Ce dialogue est silencieux. Silencieux comme ce qui se joue dans ses toiles. Silencieux comme une parole muette dont le langage est l'image. Les animaux se taisent et pourtant nous les entendons hurler. Les bâtiments se voilent dans un mutisme qui les rend visible. De même, libérée de la présence humaine, la nature garde les stigmates d'un passage que nous devons sans cesse reconstruire. Johann Rivat compose des scènes dont l’étrangeté provient d’une absence qu’il voile et dévoile à coup de flocons de neige ou de plantes proliférantes, comme on frapperait les douze coups du brigadier plusieurs minutes après le début ou comme on ouvrirait un film par un carton disant « Deux semaines après ». C’est ce même rapport au temps, celui d’un entre-deux, du récit pris en son milieu, de l’Histoire qui se réécrit toujours de différentes manières que cette peinture questionne. La piste sur laquelle nous voyageons ouvre une nouvelle option à chaque fois que notre regard se pose sur une nouvelle expérience. C’est ainsi que se redéfinit notre vision du monde et donc notre manière d’interagir avec celui-ci.

Et puis, devant la dramaturgie de la scène, un regardeur qui reste sans voix car il est tout autant happé par le récit muet que par l'objet. Ses dimensions, l'importance de la matière picturale qui se fond puis se charge et enfin coule vers le sol, les bords du châssis qui restent apparents, tout est là pour que le spectateur ne se sente pas dupé alors même qu’il est emporté. Parfois, la peinture se fait seule, aléatoirement, dans une profondeur du geste et une forme d’effacement de la pensée, c'est-à-dire dans une fusion proche du « no mind » de la pensée zen. Toujours, il existe dans ses œuvres une sincérité de l'objet qui vient non pas desservir l'impact de l'œuvre mais la nourrir de son authenticité car Johann Rivat marche droit.

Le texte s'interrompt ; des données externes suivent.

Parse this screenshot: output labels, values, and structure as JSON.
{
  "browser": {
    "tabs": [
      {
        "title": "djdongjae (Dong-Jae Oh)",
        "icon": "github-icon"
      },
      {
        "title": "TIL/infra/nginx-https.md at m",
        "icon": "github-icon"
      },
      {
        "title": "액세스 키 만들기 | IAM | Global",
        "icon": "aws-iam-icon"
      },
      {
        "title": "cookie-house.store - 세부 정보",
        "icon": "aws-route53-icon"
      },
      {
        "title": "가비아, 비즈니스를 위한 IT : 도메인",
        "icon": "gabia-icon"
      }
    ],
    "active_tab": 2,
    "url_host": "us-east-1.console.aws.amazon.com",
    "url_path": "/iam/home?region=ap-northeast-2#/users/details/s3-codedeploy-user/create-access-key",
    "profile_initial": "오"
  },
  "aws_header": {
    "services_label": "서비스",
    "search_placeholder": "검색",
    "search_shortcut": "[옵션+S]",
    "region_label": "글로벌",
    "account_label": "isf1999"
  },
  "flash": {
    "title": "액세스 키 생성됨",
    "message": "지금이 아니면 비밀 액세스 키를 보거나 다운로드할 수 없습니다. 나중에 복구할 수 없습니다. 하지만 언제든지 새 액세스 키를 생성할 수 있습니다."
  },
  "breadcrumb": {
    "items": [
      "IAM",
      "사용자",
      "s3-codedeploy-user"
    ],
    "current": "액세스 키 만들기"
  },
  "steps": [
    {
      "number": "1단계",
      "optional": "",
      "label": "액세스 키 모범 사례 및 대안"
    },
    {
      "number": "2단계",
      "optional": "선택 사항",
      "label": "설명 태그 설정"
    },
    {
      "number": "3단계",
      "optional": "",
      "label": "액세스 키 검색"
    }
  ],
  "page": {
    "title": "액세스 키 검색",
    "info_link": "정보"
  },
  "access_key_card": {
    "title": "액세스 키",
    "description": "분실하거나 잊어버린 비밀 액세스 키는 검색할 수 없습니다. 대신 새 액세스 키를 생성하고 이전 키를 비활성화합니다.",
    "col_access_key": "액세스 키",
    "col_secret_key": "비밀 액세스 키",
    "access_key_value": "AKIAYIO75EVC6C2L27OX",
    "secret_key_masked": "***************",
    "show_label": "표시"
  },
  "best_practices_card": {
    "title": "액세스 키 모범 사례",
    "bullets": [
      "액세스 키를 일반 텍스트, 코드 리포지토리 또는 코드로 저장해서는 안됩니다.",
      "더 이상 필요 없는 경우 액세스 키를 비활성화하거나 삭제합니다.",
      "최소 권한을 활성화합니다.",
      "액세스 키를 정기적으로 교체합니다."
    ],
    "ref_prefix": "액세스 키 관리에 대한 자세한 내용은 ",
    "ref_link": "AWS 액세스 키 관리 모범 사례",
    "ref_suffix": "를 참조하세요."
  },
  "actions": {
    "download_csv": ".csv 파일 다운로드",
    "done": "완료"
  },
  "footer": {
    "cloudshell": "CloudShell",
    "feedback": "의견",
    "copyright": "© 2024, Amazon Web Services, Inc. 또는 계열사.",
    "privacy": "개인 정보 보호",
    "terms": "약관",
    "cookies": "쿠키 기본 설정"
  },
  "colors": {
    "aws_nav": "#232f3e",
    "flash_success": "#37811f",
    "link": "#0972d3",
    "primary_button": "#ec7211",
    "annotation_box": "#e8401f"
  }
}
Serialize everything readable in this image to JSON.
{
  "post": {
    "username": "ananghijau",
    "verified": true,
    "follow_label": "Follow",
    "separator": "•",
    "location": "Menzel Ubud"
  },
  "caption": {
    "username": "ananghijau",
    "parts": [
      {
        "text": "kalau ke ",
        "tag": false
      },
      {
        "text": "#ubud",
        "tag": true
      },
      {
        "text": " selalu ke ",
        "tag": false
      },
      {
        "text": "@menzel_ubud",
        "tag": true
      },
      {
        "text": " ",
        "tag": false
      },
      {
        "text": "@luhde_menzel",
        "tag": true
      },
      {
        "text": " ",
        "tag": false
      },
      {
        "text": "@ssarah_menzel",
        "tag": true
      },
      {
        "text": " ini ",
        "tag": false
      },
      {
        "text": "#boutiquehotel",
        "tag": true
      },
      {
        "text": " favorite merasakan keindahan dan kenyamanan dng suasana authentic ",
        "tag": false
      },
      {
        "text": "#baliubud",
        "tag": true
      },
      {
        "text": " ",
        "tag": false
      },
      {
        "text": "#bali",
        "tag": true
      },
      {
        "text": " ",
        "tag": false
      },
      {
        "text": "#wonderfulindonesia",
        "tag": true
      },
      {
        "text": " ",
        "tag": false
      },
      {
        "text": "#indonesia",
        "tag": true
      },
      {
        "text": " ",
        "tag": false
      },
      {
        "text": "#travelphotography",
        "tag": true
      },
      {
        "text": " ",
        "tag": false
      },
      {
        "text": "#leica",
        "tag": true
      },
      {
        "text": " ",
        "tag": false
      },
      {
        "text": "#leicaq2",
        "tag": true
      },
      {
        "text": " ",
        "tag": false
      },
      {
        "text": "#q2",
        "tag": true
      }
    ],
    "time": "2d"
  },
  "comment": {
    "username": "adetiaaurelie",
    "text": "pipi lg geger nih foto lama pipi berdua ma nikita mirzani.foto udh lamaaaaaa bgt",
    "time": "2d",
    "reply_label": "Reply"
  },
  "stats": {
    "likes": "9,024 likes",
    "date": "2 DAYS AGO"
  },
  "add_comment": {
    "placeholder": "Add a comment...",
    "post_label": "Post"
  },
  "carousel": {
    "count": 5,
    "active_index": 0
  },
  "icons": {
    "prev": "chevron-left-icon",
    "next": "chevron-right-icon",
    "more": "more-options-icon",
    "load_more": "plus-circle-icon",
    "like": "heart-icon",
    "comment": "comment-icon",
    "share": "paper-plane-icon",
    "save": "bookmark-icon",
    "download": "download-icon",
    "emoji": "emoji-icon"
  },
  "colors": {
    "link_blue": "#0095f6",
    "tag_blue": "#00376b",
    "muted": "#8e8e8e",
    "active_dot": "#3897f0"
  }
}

Il en est de même avec les fenêtres et les vitrines voilées de matière picturale. Celles-ci, tout en jouant de l’extérieur avec la disparition du béton dans la neige, viennent réévaluer l’intervention architecturale de la même manière que les vitraux abstraits de la Cathédrale Notre Dame de la Consolation du Raincy de Marguerite Huré venaient renforcer l’aspect minérale du matériau. La cohabitation de toutes ces matérialisations picturales, la mise sur un plan d’égalité de peinture dite «traditionnelle» sur toile et de bâches de protection, d’outils (chiffons, bâtons, etc.), et autres extensions de la pratique, sont une tentative de définir une pratique picturale ainsi que la relation de l’homme face son activité dans un processus de recherche, dans un cheminement sinueux ou le seul qui « Walk the line » est Johann Rivat.

 

Anthony Lenoir – Février 2012

 

La Galerie française de Johann Rivat

 

[1]    in Les années 70 : l’art en cause, Catalogue d’exposition, Textes de Maurice Fréchuret, Paris, capcMusée d’art contemporain de Bordeaux ; Réunion des musées nationaux, 2002, p.7.

[2]    Peintures sans châssis, exposition collective avec Noël Dolla, Vivien Isnard, Christian Jaccard, Jean-Pierre Pincemin, Patrick Saytour, André Valensi, Claude Viallat au Centre d'art de Flaine, 1976.

[3]    Johnny Cash (Composition et paroles de), I walk the line, Sun records, 1956.